US President Joe Biden’s signature climate law, the Inflation Reduction Act, could slash US greenhouse gas emissions in half by 2050 but not come close to eliminating them, according to a new analysis from BlooombergNEF.
The law’s $369 billion in financial incentives will speed up the transition to renewable power and electrified transportation, driving the country’s emissions down from 5.3 gigatons last year to 2.3 gigatons at mid-century. Climate scientists have shown that global emissions need to peak before 2025 and approach zero by mid-century to stave off the worst effects of climate change. The report's authors say that in addition to the many carrots the IRA provides to clean energy technologies, the US government will also have to use some sticks, such as putting a price on emissions or phasing out sales of gas-burning cars by a set date.
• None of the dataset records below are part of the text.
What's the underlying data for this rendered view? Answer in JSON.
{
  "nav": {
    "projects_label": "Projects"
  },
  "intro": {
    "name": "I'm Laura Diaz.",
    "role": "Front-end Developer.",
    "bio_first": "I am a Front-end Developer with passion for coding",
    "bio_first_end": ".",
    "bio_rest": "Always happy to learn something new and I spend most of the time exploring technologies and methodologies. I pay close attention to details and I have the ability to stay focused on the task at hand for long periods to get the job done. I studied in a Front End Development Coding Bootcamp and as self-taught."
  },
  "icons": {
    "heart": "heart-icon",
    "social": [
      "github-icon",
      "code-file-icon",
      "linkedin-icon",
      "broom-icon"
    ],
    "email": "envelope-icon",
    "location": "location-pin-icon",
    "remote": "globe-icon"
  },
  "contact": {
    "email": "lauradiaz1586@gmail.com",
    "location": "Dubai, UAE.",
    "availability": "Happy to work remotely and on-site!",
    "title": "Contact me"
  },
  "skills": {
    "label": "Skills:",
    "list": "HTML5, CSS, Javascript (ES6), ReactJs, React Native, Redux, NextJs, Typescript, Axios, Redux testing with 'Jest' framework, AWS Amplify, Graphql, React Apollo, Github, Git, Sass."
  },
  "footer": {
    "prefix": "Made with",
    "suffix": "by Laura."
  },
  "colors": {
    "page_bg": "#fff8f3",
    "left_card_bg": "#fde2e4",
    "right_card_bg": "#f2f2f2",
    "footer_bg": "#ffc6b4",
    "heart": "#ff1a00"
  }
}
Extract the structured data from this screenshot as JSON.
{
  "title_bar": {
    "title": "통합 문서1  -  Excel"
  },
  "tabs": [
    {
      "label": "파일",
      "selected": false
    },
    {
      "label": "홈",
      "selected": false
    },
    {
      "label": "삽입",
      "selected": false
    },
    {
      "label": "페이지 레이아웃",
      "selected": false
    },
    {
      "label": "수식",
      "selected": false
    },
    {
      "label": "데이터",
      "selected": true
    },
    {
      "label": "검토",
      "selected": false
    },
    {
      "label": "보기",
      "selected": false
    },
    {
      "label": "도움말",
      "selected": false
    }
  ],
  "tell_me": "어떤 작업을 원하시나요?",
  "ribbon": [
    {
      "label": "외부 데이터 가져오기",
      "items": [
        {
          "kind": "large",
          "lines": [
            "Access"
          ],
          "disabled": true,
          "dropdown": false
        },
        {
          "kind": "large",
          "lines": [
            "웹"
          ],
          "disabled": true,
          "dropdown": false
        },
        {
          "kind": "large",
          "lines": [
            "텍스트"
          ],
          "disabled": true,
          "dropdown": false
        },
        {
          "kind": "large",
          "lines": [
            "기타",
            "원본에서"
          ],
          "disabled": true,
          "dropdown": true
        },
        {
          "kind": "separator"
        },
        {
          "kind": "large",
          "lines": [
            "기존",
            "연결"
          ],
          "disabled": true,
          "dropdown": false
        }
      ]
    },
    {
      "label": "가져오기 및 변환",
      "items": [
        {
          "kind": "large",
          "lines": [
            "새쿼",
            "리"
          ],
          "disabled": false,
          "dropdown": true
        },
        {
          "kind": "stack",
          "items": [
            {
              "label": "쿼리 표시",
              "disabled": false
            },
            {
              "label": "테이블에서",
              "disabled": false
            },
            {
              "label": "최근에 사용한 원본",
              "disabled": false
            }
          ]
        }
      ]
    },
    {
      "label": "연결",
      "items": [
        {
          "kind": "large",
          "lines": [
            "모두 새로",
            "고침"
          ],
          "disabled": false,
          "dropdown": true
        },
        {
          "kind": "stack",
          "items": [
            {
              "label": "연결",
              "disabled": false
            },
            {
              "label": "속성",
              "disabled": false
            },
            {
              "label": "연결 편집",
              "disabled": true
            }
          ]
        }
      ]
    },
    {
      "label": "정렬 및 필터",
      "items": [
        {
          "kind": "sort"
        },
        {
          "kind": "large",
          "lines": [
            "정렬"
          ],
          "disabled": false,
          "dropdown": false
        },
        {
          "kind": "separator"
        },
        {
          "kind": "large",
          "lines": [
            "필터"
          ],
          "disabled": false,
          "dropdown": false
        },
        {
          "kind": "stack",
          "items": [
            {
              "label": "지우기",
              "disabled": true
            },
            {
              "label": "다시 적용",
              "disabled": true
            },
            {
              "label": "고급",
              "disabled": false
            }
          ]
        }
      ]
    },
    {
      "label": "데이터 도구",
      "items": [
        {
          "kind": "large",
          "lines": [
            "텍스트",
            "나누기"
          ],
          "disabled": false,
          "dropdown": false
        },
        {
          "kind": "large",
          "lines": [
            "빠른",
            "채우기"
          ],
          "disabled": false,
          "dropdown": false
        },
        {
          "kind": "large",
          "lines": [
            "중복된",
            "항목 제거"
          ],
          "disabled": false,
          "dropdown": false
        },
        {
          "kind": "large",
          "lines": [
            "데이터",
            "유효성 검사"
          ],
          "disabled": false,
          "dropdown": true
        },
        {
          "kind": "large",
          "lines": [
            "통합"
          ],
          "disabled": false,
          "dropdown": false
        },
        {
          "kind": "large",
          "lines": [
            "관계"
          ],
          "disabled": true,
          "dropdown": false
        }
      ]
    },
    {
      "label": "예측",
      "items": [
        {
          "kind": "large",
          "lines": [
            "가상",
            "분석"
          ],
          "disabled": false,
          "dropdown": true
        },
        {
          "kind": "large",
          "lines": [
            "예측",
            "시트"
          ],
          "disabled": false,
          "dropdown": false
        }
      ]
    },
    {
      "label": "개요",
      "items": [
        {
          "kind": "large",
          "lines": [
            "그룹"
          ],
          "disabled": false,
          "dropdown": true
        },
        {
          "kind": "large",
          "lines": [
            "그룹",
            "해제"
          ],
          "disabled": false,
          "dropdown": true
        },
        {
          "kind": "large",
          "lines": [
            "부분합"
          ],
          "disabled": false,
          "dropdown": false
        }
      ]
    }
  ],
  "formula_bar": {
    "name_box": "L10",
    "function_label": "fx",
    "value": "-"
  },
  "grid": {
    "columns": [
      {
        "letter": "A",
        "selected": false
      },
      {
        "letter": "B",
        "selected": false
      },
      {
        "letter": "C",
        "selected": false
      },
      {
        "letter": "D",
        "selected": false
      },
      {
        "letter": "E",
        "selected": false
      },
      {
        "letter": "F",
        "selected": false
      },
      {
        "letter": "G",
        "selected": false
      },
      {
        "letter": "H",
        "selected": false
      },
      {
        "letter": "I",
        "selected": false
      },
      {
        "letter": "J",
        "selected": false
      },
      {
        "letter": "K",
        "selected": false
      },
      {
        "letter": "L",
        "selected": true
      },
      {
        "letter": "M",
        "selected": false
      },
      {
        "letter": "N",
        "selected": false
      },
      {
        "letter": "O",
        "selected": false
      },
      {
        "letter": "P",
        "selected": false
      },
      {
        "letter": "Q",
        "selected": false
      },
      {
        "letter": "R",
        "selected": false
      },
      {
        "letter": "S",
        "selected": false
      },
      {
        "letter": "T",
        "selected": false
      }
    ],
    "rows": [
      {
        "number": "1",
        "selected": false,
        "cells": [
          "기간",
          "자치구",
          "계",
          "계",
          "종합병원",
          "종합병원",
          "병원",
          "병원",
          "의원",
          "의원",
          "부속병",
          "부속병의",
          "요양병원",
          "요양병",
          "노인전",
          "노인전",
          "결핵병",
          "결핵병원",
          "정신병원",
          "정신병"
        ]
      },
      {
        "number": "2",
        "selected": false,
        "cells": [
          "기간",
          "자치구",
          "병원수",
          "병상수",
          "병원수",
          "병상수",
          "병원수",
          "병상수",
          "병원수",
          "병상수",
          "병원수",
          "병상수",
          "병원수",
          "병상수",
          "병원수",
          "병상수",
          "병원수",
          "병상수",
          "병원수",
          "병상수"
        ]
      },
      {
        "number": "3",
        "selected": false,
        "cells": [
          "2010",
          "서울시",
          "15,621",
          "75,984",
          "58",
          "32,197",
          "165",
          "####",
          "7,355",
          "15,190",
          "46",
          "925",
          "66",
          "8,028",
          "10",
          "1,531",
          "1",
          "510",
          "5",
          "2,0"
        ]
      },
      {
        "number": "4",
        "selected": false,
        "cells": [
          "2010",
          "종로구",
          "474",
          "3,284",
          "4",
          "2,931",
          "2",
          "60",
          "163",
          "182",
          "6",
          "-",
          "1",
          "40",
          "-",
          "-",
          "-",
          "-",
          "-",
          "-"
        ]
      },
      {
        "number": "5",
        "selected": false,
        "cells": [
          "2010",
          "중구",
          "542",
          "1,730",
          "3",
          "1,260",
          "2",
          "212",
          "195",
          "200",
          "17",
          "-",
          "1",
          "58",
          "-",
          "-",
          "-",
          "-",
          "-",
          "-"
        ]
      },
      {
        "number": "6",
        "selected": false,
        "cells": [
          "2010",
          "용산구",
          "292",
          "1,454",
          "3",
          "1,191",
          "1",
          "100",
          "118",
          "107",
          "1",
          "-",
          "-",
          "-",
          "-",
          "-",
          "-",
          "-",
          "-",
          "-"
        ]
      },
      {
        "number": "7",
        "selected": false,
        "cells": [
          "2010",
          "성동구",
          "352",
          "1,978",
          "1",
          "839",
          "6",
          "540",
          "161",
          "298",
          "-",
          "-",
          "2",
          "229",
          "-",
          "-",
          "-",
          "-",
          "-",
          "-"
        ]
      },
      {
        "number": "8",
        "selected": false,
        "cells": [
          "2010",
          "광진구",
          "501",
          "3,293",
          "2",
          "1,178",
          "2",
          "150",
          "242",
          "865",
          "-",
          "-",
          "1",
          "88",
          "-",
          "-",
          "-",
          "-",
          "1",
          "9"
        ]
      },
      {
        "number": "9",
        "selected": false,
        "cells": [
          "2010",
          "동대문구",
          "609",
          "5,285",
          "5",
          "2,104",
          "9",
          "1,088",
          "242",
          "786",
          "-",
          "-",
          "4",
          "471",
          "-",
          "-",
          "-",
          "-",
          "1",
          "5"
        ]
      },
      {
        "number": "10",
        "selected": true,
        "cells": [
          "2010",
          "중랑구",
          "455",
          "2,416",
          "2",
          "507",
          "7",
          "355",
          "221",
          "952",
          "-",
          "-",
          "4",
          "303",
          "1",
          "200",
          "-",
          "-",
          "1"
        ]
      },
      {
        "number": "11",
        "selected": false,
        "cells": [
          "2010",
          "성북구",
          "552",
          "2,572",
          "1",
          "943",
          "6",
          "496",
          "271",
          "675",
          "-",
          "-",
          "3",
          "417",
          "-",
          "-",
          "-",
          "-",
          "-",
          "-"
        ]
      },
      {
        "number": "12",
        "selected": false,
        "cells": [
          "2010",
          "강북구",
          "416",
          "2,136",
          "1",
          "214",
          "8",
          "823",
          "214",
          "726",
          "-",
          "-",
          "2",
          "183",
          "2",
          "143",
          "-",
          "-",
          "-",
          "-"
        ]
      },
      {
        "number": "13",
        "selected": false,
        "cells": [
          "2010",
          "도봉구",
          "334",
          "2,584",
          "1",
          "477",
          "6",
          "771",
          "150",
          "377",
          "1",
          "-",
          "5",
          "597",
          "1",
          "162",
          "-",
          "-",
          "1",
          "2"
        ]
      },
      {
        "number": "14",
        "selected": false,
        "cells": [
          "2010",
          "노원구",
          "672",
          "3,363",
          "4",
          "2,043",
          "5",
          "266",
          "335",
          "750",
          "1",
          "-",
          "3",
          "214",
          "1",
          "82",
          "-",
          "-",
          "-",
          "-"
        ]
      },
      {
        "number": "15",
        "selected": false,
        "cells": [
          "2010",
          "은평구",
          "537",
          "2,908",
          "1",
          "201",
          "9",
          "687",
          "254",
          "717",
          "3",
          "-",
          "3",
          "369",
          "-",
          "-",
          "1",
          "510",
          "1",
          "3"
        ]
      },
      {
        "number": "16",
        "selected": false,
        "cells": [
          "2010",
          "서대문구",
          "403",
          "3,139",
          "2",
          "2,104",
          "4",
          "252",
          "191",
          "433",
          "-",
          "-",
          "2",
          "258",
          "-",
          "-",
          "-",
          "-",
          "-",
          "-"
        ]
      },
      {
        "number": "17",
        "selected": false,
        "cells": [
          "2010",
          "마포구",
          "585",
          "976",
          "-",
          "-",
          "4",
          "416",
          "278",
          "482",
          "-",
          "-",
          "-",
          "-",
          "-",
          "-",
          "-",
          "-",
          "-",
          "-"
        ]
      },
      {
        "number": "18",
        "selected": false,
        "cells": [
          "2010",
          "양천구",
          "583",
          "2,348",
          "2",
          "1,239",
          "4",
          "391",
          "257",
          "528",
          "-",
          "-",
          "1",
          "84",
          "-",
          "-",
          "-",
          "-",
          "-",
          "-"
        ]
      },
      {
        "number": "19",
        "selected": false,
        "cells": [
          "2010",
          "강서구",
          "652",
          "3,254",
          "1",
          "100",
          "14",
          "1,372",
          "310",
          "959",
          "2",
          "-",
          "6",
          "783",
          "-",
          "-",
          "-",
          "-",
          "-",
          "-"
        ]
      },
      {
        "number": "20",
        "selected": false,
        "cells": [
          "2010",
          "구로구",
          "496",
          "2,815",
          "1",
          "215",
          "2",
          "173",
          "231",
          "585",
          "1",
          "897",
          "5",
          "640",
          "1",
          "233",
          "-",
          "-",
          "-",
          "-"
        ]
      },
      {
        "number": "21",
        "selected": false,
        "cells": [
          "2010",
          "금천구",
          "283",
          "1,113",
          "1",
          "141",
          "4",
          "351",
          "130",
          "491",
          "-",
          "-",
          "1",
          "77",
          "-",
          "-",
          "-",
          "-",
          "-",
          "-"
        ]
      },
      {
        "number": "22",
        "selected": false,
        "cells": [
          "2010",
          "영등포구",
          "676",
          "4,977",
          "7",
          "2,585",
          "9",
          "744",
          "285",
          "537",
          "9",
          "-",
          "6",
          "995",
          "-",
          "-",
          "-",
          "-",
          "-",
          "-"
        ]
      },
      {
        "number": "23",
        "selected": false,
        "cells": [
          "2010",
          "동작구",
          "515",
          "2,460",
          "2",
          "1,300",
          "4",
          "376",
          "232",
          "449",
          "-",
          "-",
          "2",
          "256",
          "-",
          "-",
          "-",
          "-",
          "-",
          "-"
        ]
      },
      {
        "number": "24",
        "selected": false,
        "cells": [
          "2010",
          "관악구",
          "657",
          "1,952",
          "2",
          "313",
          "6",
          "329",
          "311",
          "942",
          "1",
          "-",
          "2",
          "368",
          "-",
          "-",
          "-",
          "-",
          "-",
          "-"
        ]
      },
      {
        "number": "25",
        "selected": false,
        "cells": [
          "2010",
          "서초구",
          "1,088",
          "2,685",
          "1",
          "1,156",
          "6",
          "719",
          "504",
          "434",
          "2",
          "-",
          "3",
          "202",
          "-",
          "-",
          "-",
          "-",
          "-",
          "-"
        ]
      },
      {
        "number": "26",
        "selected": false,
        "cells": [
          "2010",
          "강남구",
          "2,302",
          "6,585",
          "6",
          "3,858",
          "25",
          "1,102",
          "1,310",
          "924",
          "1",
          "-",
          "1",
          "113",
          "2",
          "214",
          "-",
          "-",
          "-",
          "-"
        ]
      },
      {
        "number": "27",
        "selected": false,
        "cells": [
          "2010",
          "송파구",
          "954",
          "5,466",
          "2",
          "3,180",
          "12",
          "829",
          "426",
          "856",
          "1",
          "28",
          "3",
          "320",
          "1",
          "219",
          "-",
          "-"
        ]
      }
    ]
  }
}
The US federal government “is kind of allergic to sticks,” said Tom Rowlands-Rees, head of BNEF’s North America Research. That’s why clean energy support takes the form of incentives and tax credits. “Our analysis suggests that those incentives can only get you so far,” he said.
The analysis represents BNEF’s first attempt to forecast how the IRA, passed last year, will affect energy-related emissions across the entire US economy, rather than specific industries such as renewable power. While the law will have a significant impact on some technologies — boosting sales of electric cars to the point where they make up 63% of the US passenger fleet by 2040 — it won’t put the US on track to meet the country’s commitments under the 2015 Paris Agreement, which sought to limit global warming to less than 1.5C or, failing that, no more than 2C.
“We reasonably did not expect that policies alone would automatically get us to net zero. What was surprising was that it was a much smaller impact in some sectors,” said Tara Narayanan, BNEF’s senior associate for US Power and a report author.
The IRA will have little effect on heavy industries, such as steel, that can’t easily run on electricity. For example, BNEF predicts that green hydrogen, which can be burned without producing carbon dioxide, won’t be cheaper than existing industrial energy sources until the 2040s, despite the IRA’s incentives.
Carbon capture and storage, long a Holy Grail for power plants and heavy-polluting industries, performs well in the analysis. Natural gas power plants that have CCS start to become competitive against plants without it, as tax credits make up for the added cost of equipment and operations. That will make CCS-fitted gas plants a workable alternative to wind and solar power, which together are forecast to account for 64% of electricity generation in 2050.
To close the emissions gap, BNEF recommends extending tax credits for hydrogen and carbon capture beyond their current 2033 expiration date and adopting incentives for hydrogen use, not just production. The research group also calls for prioritizing the construction of new power lines that will be needed as more vehicles and industries electrify and speeding up the government approval process for solar plants, wind farms and large-scale batteries.
“We need to be realistic about what one piece of legislation can achieve,” Rowlands-Rees said. “It’s just the first step of hopefully more steps.”